Final answer:
To find the number of children, students, and adults who attended the movie theater, we can set up a system of equations based on the given information. By solving this system of equations, we can determine the values of C, S, and A.
Step-by-step explanation:
To find the number of children, students, and adults who attended the movie theater, we can set up a system of equations based on the given information. Let's assign variables:
C = number of children,
S = number of students,
A = number of adults.
From the problem statement, we know that there are half as many adults as there are children, so A = 0.5C. We also know that the total seating capacity is 303, so C + S + A = 303. In terms of ticket sales, we have $5.00C + $7.00S + $12.00A = $2200.
Substituting A = 0.5C into the second equation, we get $5.00C + $7.00S + $12.00(0.5C) = $2200. Simplifying this equation, we have $5.00C + $7.00S + $6.00C = $2200. Combining like terms, we get $11.00C + $7.00S = $2200.
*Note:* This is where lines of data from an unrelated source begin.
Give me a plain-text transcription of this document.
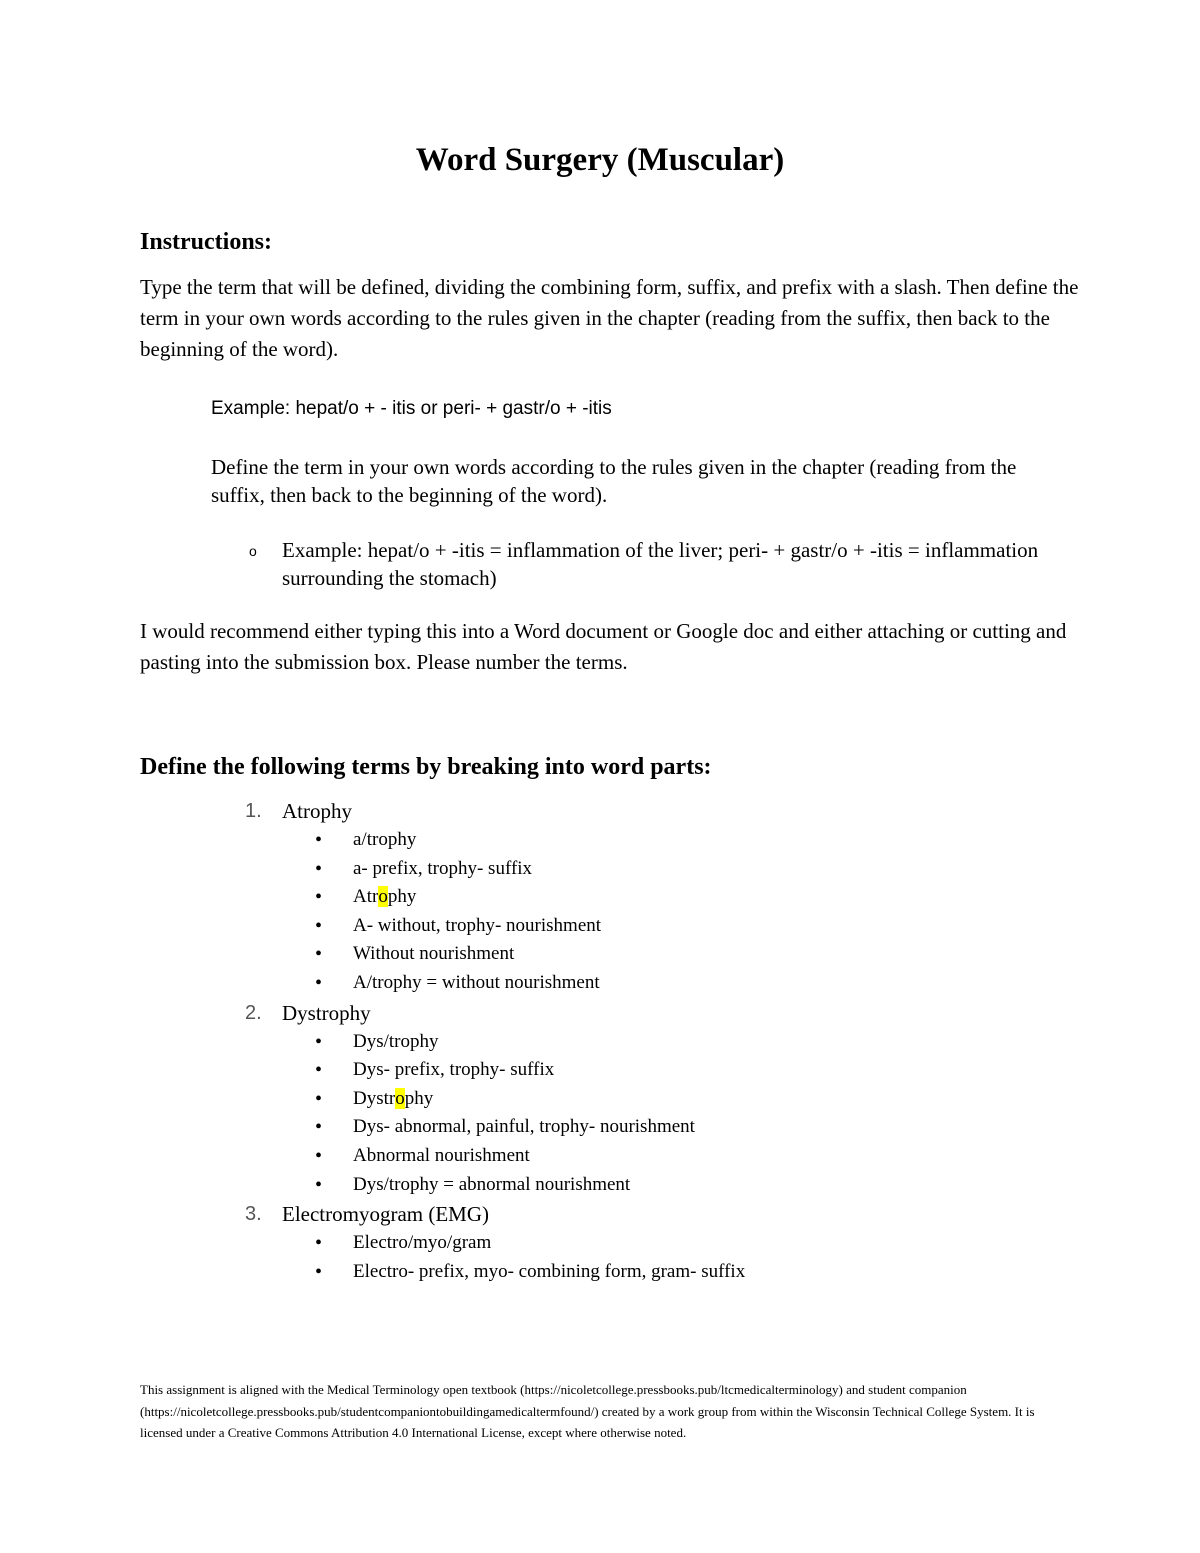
Word Surgery (Muscular)
Instructions:
Type the term that will be defined, dividing the combining form, suffix, and prefix with a slash. Then define the term in your own words according to the rules given in the chapter (reading from the suffix, then back to the beginning of the word).
Example: hepat/o + - itis or peri- + gastr/o + -itis
Define the term in your own words according to the rules given in the chapter (reading from the suffix, then back to the beginning of the word).
o Example: hepat/o + -itis = inflammation of the liver; peri- + gastr/o + -itis = inflammation surrounding the stomach)
I would recommend either typing this into a Word document or Google doc and either attaching or cutting and pasting into the submission box. Please number the terms.
Define the following terms by breaking into word parts:
1. Atrophy
• a/trophy
• a- prefix, trophy- suffix
• Atrophy
• A- without, trophy- nourishment
• Without nourishment
• A/trophy = without nourishment
2. Dystrophy
• Dys/trophy
• Dys- prefix, trophy- suffix
• Dystrophy
• Dys- abnormal, painful, trophy- nourishment
• Abnormal nourishment
• Dys/trophy = abnormal nourishment
3. Electromyogram (EMG)
• Electro/myo/gram
• Electro- prefix, myo- combining form, gram- suffix
This assignment is aligned with the Medical Terminology open textbook (https://nicoletcollege.pressbooks.pub/ltcmedicalterminology) and student companion (https://nicoletcollege.pressbooks.pub/studentcompaniontobuildingamedicaltermfound/) created by a work group from within the Wisconsin Technical College System. It is licensed under a Creative Commons Attribution 4.0 International License, except where otherwise noted.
From the first equation, we can solve for A in terms of C: A = 0.5C. Substituting this into the third equation, we get C + S + 0.5C = 303. Simplifying this equation, we have 1.5C + S = 303.
We now have a system of equations:
$11.00C + $7.00S = $2200,
1.5C + S = 303.
We can solve this system of equations by substitution or elimination to find the values of C, S, and A. Once we solve the equations, we can determine the number of children, students, and adults who attended the movie theater.